In April 2016, Whaite began co-presenting Chopping Block, ITV's new daytime cookery competitive show with Rosemary Shrager where four couples compete in a series of daily challenges to win a prize. A second series began airing in March 2017.

Whaite makes regular appearances, as one of its chefs, with presenter Steph McGovern on her Channel 4 daytime show Steph's Packed Lunch.

In August 2021, Whaite was announced as a contestant on the nineteenth series of Strictly Come Dancing. He was paired with professional Johannes Radebe, and they became the first ever male same-sex pairing on the show. They reached the final as one of the last two couples, but were beaten by Rose Ayling-Ellis and her partner Giovanni Pernice.

Cookery
After appearing on Bake Off, Whaite studied for a Diplôme de Pâtisserie at Le Cordon Bleu, London.
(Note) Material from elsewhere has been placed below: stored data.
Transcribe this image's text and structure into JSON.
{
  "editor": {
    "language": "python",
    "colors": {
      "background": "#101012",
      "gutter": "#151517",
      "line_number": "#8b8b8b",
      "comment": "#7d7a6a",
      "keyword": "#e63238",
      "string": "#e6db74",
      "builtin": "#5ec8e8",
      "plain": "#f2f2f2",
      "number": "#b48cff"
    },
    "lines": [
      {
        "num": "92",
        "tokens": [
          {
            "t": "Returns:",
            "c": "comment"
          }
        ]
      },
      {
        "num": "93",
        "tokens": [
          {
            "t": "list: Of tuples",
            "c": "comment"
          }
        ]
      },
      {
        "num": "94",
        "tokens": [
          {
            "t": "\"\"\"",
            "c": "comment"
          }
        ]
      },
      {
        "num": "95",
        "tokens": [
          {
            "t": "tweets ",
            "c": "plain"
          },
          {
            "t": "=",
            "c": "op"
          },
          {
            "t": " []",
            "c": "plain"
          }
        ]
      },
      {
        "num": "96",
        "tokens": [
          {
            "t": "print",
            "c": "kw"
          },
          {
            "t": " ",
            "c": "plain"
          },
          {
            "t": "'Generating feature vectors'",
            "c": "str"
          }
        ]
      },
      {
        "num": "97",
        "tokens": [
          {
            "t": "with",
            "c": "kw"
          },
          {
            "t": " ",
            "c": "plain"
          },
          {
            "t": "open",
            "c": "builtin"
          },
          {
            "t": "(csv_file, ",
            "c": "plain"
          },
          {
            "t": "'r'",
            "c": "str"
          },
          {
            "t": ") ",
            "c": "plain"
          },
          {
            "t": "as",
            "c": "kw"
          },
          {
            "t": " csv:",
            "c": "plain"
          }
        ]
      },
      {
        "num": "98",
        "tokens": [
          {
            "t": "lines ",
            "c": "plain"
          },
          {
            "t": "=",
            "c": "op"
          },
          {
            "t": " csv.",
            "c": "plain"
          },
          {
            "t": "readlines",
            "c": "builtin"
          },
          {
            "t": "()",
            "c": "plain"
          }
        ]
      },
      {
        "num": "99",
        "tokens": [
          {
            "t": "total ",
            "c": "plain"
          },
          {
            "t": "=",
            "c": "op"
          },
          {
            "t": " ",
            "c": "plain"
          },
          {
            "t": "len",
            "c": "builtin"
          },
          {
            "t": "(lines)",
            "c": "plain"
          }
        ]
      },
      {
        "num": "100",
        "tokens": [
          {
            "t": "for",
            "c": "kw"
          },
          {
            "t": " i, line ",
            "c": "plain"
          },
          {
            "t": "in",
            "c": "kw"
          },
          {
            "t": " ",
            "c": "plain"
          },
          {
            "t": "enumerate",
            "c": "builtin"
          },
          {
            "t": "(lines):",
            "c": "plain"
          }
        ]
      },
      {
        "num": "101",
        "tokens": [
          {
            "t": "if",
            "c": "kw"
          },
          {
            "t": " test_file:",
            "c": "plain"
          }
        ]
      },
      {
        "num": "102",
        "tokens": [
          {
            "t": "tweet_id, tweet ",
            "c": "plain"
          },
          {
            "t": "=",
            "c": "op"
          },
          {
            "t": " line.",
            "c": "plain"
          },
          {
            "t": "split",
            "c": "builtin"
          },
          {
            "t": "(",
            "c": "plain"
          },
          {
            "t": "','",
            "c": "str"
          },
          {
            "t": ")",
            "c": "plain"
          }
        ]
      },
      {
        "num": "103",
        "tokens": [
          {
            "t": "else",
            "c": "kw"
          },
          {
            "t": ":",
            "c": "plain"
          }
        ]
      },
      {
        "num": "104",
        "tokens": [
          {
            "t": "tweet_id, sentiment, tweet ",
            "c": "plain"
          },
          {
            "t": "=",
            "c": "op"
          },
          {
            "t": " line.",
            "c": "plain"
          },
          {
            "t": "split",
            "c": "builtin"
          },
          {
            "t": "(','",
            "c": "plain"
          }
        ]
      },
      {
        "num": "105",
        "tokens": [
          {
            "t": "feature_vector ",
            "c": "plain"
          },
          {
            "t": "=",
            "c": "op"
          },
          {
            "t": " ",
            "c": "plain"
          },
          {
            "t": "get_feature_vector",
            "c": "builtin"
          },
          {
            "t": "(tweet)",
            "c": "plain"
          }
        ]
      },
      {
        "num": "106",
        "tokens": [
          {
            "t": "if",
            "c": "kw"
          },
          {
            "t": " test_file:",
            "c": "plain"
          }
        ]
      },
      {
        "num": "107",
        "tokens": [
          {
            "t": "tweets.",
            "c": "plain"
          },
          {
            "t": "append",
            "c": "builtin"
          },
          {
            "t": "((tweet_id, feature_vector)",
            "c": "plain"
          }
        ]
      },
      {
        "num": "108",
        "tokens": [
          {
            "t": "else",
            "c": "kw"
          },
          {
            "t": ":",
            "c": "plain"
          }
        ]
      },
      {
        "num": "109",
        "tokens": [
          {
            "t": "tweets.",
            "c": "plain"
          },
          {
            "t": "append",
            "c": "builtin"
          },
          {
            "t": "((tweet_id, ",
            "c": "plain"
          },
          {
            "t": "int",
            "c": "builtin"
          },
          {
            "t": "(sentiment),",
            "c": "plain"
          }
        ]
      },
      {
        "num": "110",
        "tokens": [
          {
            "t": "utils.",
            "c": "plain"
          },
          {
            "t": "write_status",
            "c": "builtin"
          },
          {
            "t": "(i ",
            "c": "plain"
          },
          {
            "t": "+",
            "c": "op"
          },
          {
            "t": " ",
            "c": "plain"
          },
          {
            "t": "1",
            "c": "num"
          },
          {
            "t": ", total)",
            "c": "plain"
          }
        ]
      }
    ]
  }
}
In 2015, John Whaite's kitchen cookery school, named John Whaite's Kitchen, opened in a converted 400-year-old cattle shed on his family's farm on Tunley Lane in Wrightington, Lancashire. As of December 2021, this project remains closed.

Writing
Whaite has released four cookery books. His first, John Whaite Bakes, was released on 25 April 2013, and the second, John Whaite Bakes at Home, was released on 27 March 2014. The third book, Perfect Plates in 5 Ingredients, was published in April 2016. The fourth book, Comfort: Food to soothe the soul, was published in October 2017. In 2019, he wrote A Flash in the Pan, which contains recipes for cooking using only a stovetop pan.

Whaite wrote a column on food for The Daily Telegraph. He briefly wrote the column "Hot John" for Heat magazine in 2013.

Theatre 
Whaite performed in Strictly Come Dancing – the Live Tour 2022. In May 2022 it was revealed Whaite was due to join the cast of the Andrew Lloyd-Webber musical Cinderella as Prince Charming; however, the production posted a closing notice before he could make his debut. Whaite expressed that joining the cast of Cinderella would have been a "dream come true".

Personal life
Whaite lives in Leeds with his partner Paul Atkins, a graphic designer. He announced their engagement on 21 July 2017.

Whaite said he has suffered from depression. He also said he has experienced bulimia in the past.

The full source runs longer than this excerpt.